A) PostgreSQL — リレーショナルデータ、ACIDトランザクション、複雑なクエリが必要な場合
B) MongoDB — スキーマが柔軟で、ドキュメント構造が変わる可能性がある場合
C) Redis — 高速アクセスが必要で、データをメモリに保持できる場合
D) SQLite — シンプルなデプロイメント、ローカルデータ、外部データベース不要の場合
または別の要件がある場合は説明してください。」
これはあなたが知らなかったオプションを認識させ、他の人がこの問題をどのように分類しているかを教え、回答のための語彙を与えます。
アプローチの提示
AIが十分な情報を集めたら、アプローチを以下のように提示します。
## 提案されたアプローチ
### アプローチA:[名前]
**何をするか:** [一文の説明]
**利点:** [主な強み]
**欠点:** [主なトレードオフ]
**最適な場合:** [このアプローチが意味を持つ状況]
### アプローチB:[名前]
**何をするか:** [一文の説明]
**利点:** [主な強み]
**欠点:** [主なトレードオフ]
**最適な場合:** [このアプローチが意味を持つ状況]
### 推奨事項
[あなたの状況に基づいて、なぜAまたはBを推奨するか]
推奨事項は常に含まれます。AIは選択肢を提示するだけでなく、状況に基づいた意見を提供します。
Visual Companion(v5.0)
v5.0以降、ブレインストーミングセッションにはVisual Companionが含まれる場合があります。
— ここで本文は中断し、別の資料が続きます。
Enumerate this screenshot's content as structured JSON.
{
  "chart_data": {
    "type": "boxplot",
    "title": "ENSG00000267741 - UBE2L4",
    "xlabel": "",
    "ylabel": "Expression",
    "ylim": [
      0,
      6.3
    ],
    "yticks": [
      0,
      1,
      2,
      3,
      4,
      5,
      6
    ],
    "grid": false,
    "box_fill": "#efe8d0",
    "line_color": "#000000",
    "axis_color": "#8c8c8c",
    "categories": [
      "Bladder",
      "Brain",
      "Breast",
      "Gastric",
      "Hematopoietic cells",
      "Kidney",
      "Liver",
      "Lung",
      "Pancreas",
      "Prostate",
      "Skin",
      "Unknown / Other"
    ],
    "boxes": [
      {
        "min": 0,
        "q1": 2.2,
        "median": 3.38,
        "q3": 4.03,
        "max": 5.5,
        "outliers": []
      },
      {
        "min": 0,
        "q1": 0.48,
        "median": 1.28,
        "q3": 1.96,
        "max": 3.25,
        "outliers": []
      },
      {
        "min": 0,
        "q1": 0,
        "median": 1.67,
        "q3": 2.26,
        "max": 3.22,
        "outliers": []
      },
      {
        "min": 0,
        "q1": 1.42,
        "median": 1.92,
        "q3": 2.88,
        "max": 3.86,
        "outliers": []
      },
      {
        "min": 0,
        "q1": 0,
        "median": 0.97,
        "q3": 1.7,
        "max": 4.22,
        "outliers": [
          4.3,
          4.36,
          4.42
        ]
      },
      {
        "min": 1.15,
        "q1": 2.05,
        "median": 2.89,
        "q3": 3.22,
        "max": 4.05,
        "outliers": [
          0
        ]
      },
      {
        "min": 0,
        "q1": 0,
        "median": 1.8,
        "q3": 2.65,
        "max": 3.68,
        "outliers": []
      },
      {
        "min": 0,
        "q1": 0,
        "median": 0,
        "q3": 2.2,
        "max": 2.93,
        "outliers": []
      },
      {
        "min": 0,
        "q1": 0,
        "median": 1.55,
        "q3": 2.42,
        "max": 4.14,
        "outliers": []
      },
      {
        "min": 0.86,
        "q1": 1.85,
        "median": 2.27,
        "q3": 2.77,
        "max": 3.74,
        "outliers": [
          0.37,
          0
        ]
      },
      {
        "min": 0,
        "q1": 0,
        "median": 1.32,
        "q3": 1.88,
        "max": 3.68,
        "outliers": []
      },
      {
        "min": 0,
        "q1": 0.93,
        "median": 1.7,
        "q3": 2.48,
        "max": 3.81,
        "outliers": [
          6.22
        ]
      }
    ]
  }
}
これはブレインストーミングが進むにつれてアイデア、接続、決定ツリーをASCIIダイアグラムとして視覚化します。
[ユーザー認証]
│
├── JWT トークン
│ ├── ✓ ステートレス
│ ├── ✓ スケーラブル
│ └── ✗ 取り消しが難しい
│
└── セッションベース
├── ✓ 取り消しが簡単
├── ✓ より安全なデフォルト
└── ✗ サーバー状態が必要
これは複雑なアーキテクチャ決定やシステム設計に特に有効です。
ブレインストーミングのアンチパターン
| アンチパターン | 何が起きるか | 正しいアプローチ |
|---|---|---|
| ブレインストーミングをスキップして実装を始める | 間違ったものを正確に構築する | 実装前に必ずブレインストーミングを完了する |
| 形式的なブレインストーミング | アプローチを真剣に探求せずにプロセスを経る | 代替案を真剣に評価する |
| 最初のアプローチを承認する | トレードオフが評価されない | 少なくとも2つのアプローチを検討する |
| ブレインストーミング中にコードスニペットを書く | 設計前にコードが書かれる | ブレインストーミング出力はテキストのみ |
| 承認なしに「分かった、始めよう」と言う | ハードゲートがバイパスされる | 明示的な承認が必要 |
| ブレインストーミングセッションを途中で切る | 不完全な仕様で計画が始まる | 全7ステップを完了する |
実装計画への引き渡し前のチェックリスト
ブレインストーミングが完了したとみなす前に、以下をすべて確認してください。
これらの項目がすべて確認されるまで、実装計画フェーズへの移行はできません。
要約: ブレインストーミングは計画するためのウォームアップではありません。これは何を構築するかを理解するために投資する思考の実際の作業です。コードを書き始める前に問題を理解している場合、そのコードはより速く書かれ、より速く動作し、より少ない修正を必要とします。